Li chiamano sbirri, piedipiatti, guardie, pula, questurini. O stai dalla parte loro o dall’altra. Quando nelle piazze italiane scoppiano gli scontri tra divise e manifestanti, il rinculo è sempre la stessa prevedibile polemica sguaiata all’italiana. “Da che parte stai?”. Come se tutte le piazze fossero uguali. Come se la rabbia scaricata dalle suole dei manifestanti sull’asfalto fosse costante. Per tutti. Come se gli operai di Terni fossero uguali ai ragazzi dei centri sociali di Torino, o se i No Tav fossero pari agli studenti di Roma. E come se tutti i poliziotti fossero la stessa truppa capeggiata da un caporaletto che non vede l’ora di dare l’ordine di “caricare”.
Sono i cuori, gli stati d’animo, la paura a decidere di che colore è la piazza e come andrà a finire. A Padova, come in altre piazze italiane, il 14 novembre è andato in onda lo ‘sciopero sociale’ di Cobas, Cub, Usi e Adl Cobas. Motivo: quello di dire no alle politiche del governo Renzi e dell’Unione europea, no al Jobs act, no alla legge di stabilità e al piano di riforma della scuola. Ai lavoratori, si sono aggiunti i rappresentanti dei diversi centri sociali padovani e gli studenti. La giornata non è finita bene. La testa del corteo, arrivato a due passi dalla sede del Pd, avrebbe voluto deviare la marcia autorizzata per passarci davanti. “Volevamo lasciare solo banconote da 80 euro nel cortile” dicono loro. “Erano pronti ad assaltare la sede” la versione della polizia. La marcia non si devia. Davanti al Pd non si passa e allora iniziano gli scontri. Violenti. Anche stavolta c’è l’ordine: “caricate”.

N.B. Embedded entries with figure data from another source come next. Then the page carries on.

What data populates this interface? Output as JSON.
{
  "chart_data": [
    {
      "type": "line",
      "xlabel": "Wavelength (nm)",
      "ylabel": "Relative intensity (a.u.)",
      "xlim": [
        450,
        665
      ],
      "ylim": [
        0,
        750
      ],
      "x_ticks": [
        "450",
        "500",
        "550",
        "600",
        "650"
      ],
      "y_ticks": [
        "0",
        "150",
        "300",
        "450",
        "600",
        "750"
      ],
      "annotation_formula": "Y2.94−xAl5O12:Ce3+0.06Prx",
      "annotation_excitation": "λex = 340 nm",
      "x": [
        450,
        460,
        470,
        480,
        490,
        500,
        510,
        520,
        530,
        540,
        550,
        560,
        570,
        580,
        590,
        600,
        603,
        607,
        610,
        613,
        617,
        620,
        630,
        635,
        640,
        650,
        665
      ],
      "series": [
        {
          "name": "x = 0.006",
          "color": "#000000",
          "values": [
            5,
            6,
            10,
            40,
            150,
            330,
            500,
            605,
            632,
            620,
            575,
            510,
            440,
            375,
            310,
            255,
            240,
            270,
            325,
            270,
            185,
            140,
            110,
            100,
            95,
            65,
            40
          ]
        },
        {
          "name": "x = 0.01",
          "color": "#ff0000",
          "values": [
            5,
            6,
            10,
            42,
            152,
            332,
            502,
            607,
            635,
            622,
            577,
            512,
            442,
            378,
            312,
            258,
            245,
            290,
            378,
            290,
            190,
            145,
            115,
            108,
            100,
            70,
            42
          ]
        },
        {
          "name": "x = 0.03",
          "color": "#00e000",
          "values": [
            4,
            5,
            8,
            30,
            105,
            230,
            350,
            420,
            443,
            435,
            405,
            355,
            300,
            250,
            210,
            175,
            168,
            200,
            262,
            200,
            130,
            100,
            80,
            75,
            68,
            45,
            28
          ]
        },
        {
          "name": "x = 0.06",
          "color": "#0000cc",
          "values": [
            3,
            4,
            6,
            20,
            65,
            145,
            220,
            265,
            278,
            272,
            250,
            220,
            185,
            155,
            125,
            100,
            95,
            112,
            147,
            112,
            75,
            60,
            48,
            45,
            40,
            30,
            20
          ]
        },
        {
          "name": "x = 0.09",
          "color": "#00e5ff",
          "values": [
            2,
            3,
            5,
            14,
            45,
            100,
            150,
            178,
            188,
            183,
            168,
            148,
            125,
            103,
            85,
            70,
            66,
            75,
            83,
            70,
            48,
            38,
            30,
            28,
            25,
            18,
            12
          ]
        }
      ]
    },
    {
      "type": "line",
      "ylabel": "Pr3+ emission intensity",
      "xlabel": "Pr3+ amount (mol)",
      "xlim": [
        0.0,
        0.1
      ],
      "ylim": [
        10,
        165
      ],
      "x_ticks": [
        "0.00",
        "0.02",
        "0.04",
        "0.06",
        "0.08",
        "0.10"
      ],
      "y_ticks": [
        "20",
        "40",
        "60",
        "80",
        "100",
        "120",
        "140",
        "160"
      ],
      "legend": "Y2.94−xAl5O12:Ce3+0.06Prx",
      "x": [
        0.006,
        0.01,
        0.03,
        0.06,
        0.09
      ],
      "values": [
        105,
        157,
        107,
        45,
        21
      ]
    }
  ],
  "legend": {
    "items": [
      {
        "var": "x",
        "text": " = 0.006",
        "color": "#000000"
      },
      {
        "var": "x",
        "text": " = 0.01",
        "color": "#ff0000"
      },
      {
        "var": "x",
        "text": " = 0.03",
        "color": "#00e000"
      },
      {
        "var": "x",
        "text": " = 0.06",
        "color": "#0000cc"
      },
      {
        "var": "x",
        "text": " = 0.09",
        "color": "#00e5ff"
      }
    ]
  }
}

Dall’altra parte è lo stesso. Il capo della squadra mobile prende un calcio in testa. Manganellate a occhi chiusi. Scudi di polistirolo dall’altra parte, ma volano calci e pugni. Il giorno dopo è sempre lo stesso. Tutti a chiedersi: “e tu da che parte stai?”. Una settimana dopo ce l’hanno detto loro da che parte stare. Anzi, da che parte non stare. Ce l’anno detto i poliziotti, snervati: “Siamo stanchi delle sceneggiate. Basta con questa fallimentare e raffazzonata di ordine pubblico”. Sono gli stessi su cui in molti puntano l’indice chiedendo la loro testa. I poliziotti, anzi gli sbirri, la pula, i giustizieri in servizio a Padova hanno alzato la voce definendosi “comparse” all’uso e consumo dei capi. E lo hanno fatto mettendo nel mirino istituzioni ben precise: prefettura, questura, comando dei carabinieri: lo stato.
“A Padova con lo sciopero sociale abbiamo assistito ad una gestione dell’ordine pubblico che definire fallimentare e raffazzonata sarebbe un eufemismo – hanno dichiarato i sindacati di polizia – .Errata dislocazione del personale, funzionari che si sovrappongono nel dare ordini e disposizioni e, per non farsi mancare nulla, le solite sceneggiate concordate e portate in scena, ad uso e consumo dell’ego di antagonisti e funzionari, sulla pelle delle comparse, ossia il personale dei reparti mobili e quello degli altri uffici impiegati a vario titolo”. Quando parlano di “sceneggiate” l’accusa è chiara e riguarda i presunti “accordi” presi prima delle manifestazioni di piazza. “Finte deviazioni di percorso dei cortei in realtà ben note, finti tentativi di oltrepassare i cordoni di polizia, lanci di fumogeni e ordigni, anche questi ampiamente annunciati. Basta con questo genere di non-gestione, basta con i reparti mobili utilizzati come valvola di sfogo, basta alle forze dislocate in campo aperto con fianchi e spalle vulnerabili o, al contrario, schiacciati con le spalle contro le mura dei palazzi da presidiare, basta con l’assistere inerti alla preparazione delle testuggini antagoniste, con i soliti noti lasciati liberi di indossare caschi, preparare fumogeni e bombe carta e avvicinarsi fino al contatto con le prime fila dei reparti. Basta con la tolleranza nel far giungere nei luoghi preposti alle manifestazioni i soliti furgoni carichi di aste, spranghe e bastoni”. Sono loro ad averci raccontato da che parte stare e la verità di come, ormai abitualmente, i disordini vengono diretti dai soliti maestri d’orchestra protetti dalle vetrate dei loro uffici romani.